We recognise our own interior desire for power and accept our responsibility as educators to reflect on this with others in spirit of critical challenge. We undertake critically reflective processes that make us question our own assumptions and prejudices, such as tests of cognitive dissonance to expose gender, race, age, disability bias, and intersections of these and other identities. We examine our own values, as individuals and within our organisations and consider the roots of these and their influences on our practice. Our reflective activity extends to our roles as leaders; we aim to continually refine and develop ourselves as human beings, alongside our students.

2. We promote difference over uniformity.

This includes de-centring the Enlightenment idea of the 'perfect human' in order to augment the voices of oppressed 'others'. We celebrate the living knowledge of our students, and examine the genealogy of the subjects we teach to decolonise and diversify our curricula. We make efforts to connect with others globally to inform our practice and maintain perspective. We challenge the threat of toxic masculinity through deliberate educational approaches which liberate men and boys from the need to conform to 'gender-specific' ideals (which further male supremacy). We reflect on our own privilege.

3. We accept complexity and uncertainty.

Whilst welcoming research-informed practice, we reject the fetishisation of science and the search for the 'ultimate truths' of education theory, which can limit educational autonomy.

4. We resist the reduction of 'education' to instrumentalism.

We widen the purpose of education to take into account the socialisation and subjectification of our students (Biesta, 2010).
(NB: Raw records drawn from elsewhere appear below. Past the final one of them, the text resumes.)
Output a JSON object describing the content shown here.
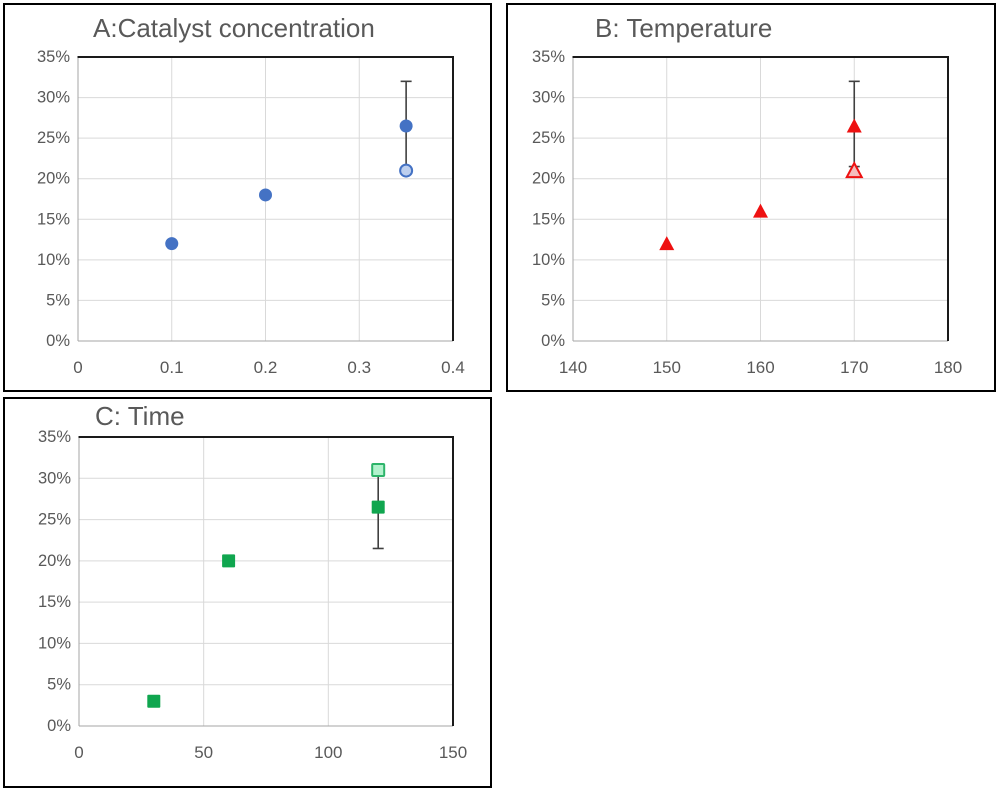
{
  "styles": {
    "title_color": "#595959",
    "tick_color": "#595959",
    "gridline_color": "#D9D9D9",
    "axis_color": "#A6A6A6",
    "plot_border_color": "#1a1a1a",
    "panel_border_color": "#000000",
    "error_bar_color": "#404040"
  },
  "chart_data": [
    {
      "id": "A",
      "type": "scatter",
      "title": "A:Catalyst concentration",
      "marker": "circle",
      "grid": true,
      "legend": "none",
      "x_range": [
        0,
        0.4
      ],
      "x_ticks": [
        0,
        0.1,
        0.2,
        0.3,
        0.4
      ],
      "x_tick_labels": [
        "0",
        "0.1",
        "0.2",
        "0.3",
        "0.4"
      ],
      "y_range": [
        0,
        0.35
      ],
      "y_ticks": [
        0,
        0.05,
        0.1,
        0.15,
        0.2,
        0.25,
        0.3,
        0.35
      ],
      "y_tick_labels": [
        "0%",
        "5%",
        "10%",
        "15%",
        "20%",
        "25%",
        "30%",
        "35%"
      ],
      "series": [
        {
          "name": "dark-points",
          "marker_fill": "#4472C4",
          "marker_stroke": "none",
          "points": [
            [
              0.1,
              0.12
            ],
            [
              0.2,
              0.18
            ],
            [
              0.35,
              0.265
            ]
          ]
        },
        {
          "name": "light-point",
          "marker_fill": "#BDCFEE",
          "marker_stroke": "#4472C4",
          "points": [
            [
              0.35,
              0.21
            ]
          ]
        }
      ],
      "error_bars": [
        {
          "x": 0.35,
          "from": 0.21,
          "to": 0.32
        }
      ]
    },
    {
      "id": "B",
      "type": "scatter",
      "title": "B: Temperature",
      "marker": "triangle",
      "grid": true,
      "legend": "none",
      "x_range": [
        140,
        180
      ],
      "x_ticks": [
        140,
        150,
        160,
        170,
        180
      ],
      "x_tick_labels": [
        "140",
        "150",
        "160",
        "170",
        "180"
      ],
      "y_range": [
        0,
        0.35
      ],
      "y_ticks": [
        0,
        0.05,
        0.1,
        0.15,
        0.2,
        0.25,
        0.3,
        0.35
      ],
      "y_tick_labels": [
        "0%",
        "5%",
        "10%",
        "15%",
        "20%",
        "25%",
        "30%",
        "35%"
      ],
      "series": [
        {
          "name": "dark-points",
          "marker_fill": "#EE1111",
          "marker_stroke": "none",
          "points": [
            [
              150,
              0.12
            ],
            [
              160,
              0.16
            ],
            [
              170,
              0.265
            ]
          ]
        },
        {
          "name": "light-point",
          "marker_fill": "#F5BCBC",
          "marker_stroke": "#EE1111",
          "points": [
            [
              170,
              0.21
            ]
          ]
        }
      ],
      "error_bars": [
        {
          "x": 170,
          "from": 0.215,
          "to": 0.32
        }
      ]
    },
    {
      "id": "C",
      "type": "scatter",
      "title": "C: Time",
      "marker": "square",
      "grid": true,
      "legend": "none",
      "x_range": [
        0,
        150
      ],
      "x_ticks": [
        0,
        50,
        100,
        150
      ],
      "x_tick_labels": [
        "0",
        "50",
        "100",
        "150"
      ],
      "y_range": [
        0,
        0.35
      ],
      "y_ticks": [
        0,
        0.05,
        0.1,
        0.15,
        0.2,
        0.25,
        0.3,
        0.35
      ],
      "y_tick_labels": [
        "0%",
        "5%",
        "10%",
        "15%",
        "20%",
        "25%",
        "30%",
        "35%"
      ],
      "series": [
        {
          "name": "dark-points",
          "marker_fill": "#10A64F",
          "marker_stroke": "none",
          "points": [
            [
              30,
              0.03
            ],
            [
              60,
              0.2
            ],
            [
              120,
              0.265
            ]
          ]
        },
        {
          "name": "light-point",
          "marker_fill": "#B2F2CD",
          "marker_stroke": "#2DB46A",
          "points": [
            [
              120,
              0.31
            ]
          ]
        }
      ],
      "error_bars": [
        {
          "x": 120,
          "from": 0.215,
          "to": 0.31
        }
      ]
    }
  ]
}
We believe in education as the practice of freedom (hooks, 1994) and consider each subject we teach as a potential vehicle to promote agency and social justice.

5. We are pro-social, critical pedagogues.

We use teaching methods that place an emphasis on the building of community, togetherness and belonging, which have a strong critical and reflective focus. Specific teaching innovations may include philosophical inquiry, restorative practice and thinking environments (and would include the implementation of critical digital pedagogies).





Biesta, G. (2010). Good Education in an Age of Measurement. New York: Paradigm.

Eco, U. (1995), Ur-Fascism. [Online]. Available at: http://www.pegc.us/archive/Articles/eco_ur-fascism.pdf. Accessed [12 November 2017].

Foucoult, M. (1983). 'Preface to Anti-Oedipus - Capitalism and Schizophrenia'. Preface. University of Minnesota: Minnesota Press.

hooks, b. (1994). Teaching to Transgress: Education as the Practice of Freedom. New York: Routledge.